Shropshire Star

Law whiz who helped save family's Shropshire home dies

A ground-breaking lawyer who helped save her family's Shropshire home from collapse and was honoured by the Queen has died.

Published
Rosalind Mackworth CBE

Rosalind Mackworth CBE had a pioneering partner role in a law firm in her youth. Later in life her legal knowledge and her grit helped her save Buntingsdale Hall, near Market Drayton, from falling into disrepair.

It had been in the Mackworth family for centuries, having been built in the early 1700s. After it was restored with Rosalind's help in the early 2000s, her family spent many happy years there.

She was born in Surrey in 1928 to Bobby and Alma Walters when her father, a meteorologist, was stationed at Croydon Airport.

She went on to attend 12 schools before taking up Geology at Queens University Belfast.

Mrs Mackworth's daughter Julia wrote: "She became a star of the University’s dramatic society, attracting the attention of Franco Zeferelli who asked her to audition for a Shakespearean role in one of his films. Her father was not keen.

"Going up to Girton College, Cambridge she read Law and in her spare time was a sensation at acting, performing for Julian Slade in university productions alongside many now-famous names.

"Coming down to London, she took Law Society finals, one of only five women to do so.

"Snapped up by Gregory Rowcliffe (what would now be termed a Magic Circle firm) she became their first female employee and then their first female partner.

'Beautiful and glamorous'

"She met and married Richard Mackworth in 1960 (the firm had to change one of their partners' surnames on their writing paper from Rosalind Walters to Rosalind Mackworth much to their fury) and they went to live in a Georgian cottage in Westminster.

"Beautiful and glamorous, they loved London life in the 1960s.

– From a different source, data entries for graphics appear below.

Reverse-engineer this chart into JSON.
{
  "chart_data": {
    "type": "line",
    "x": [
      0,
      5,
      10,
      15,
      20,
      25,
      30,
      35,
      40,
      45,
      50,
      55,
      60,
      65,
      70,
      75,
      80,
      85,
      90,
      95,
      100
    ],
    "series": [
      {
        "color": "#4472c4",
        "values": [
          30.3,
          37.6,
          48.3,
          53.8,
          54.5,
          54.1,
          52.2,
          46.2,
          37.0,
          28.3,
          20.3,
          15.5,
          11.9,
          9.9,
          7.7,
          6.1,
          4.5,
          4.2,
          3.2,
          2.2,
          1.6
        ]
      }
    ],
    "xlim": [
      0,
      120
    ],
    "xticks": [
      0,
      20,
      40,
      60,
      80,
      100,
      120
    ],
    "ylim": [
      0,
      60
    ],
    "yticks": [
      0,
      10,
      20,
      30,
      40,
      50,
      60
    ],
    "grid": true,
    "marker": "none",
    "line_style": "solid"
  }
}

"Two daughters were born, and they moved to Wellington Square, just off the Kings Road in Chelsea, where at home her business Mackworth Rowland – the first all-female law practice in the UK – was established at first on the dining room table.

"It went on to be the principal conveyancing practice in west London and lives on today in Ashley Wilson and Co. of Knightsbridge.

"Dick, her husband, a mechanical engineer, was sent to the Middle East, and after Rosalind received a telegram saying 'New Years 1980 Party – send dinner jacket' – she sent it – signed it 'Cinderella' and followed him along with their two little girls.

"Conservative cabinet minister Peter Lilley, who later entered the House of Lords as Lord Lilley, took her into Government and made her the first Commissioner for the Social Fund, an important provision for people in severe financial trouble, her remit extended throughout the country from London to Birmingham and back to Belfast.

"She pioneered the application of judicial review in that branch of government, recalling fondly that she gave David Pannick (now Lord Pannick) his first brief.

"The Queen honoured her in 1994 by making her a Commander of the British Empire.

Legal tangles

"In 1985 Marcus Binney, architectural editor for The Times, wrote to Dick and Rosalind to inform them that one of the Mackworth houses (Mackworths were great builders), Buntingsdale Hall, was falling into disrepair and in danger of complete collapse.

"The Sainsbury foundation had tried and failed to reunite the house – which had been in the process of being turned into flats following a developer scam.

"International bankruptcy proceedings needed to be negotiated and it was Rosalind with her specialist conveyancing skills and determination that managed to piece together the legal tangles that had defeated wealthier and more powerful agencies.

"They made many friends in Market Drayton, which was helped with Dick being a keen tennis player.

"Brick by brick with George Rochelle, other local craftsmen and many other experts – all from the Shropshire area because he was determined to keep labour local despite great temptation from North Shropshire and English Heritage as well as other well-meaning but centrist agencies – Buntingsdale rose from the ashes.

"After Dick died she was lovingly supported by her Market Drayton friends and neighbours; last summer a team of local young people volunteered to do tough work on the part of the house’s grounds that had been spoilt by the developers' dumping of rubble in the 1970s as part of a community project for the elderly.

"Buntingsdale is very much a family house, with parties of friends and neighbours cooking, singing and celebrating whenever an excuse can be found."

Dick died in 2014 and Rosalind died earlier this month.

Julia Mackworth wrote: "They were both committed Christians and they knew that life is the gift of God and rejoiced in all the opportunities he gave them here, trusting in his promise of an eternal mansion (John 14.2, although she was fascinated by NT Wright’s suggestion that the correct translation is in fact 'Inns').

"Along with Dick, she will be very greatly missed.

"The funeral date will be announced shortly."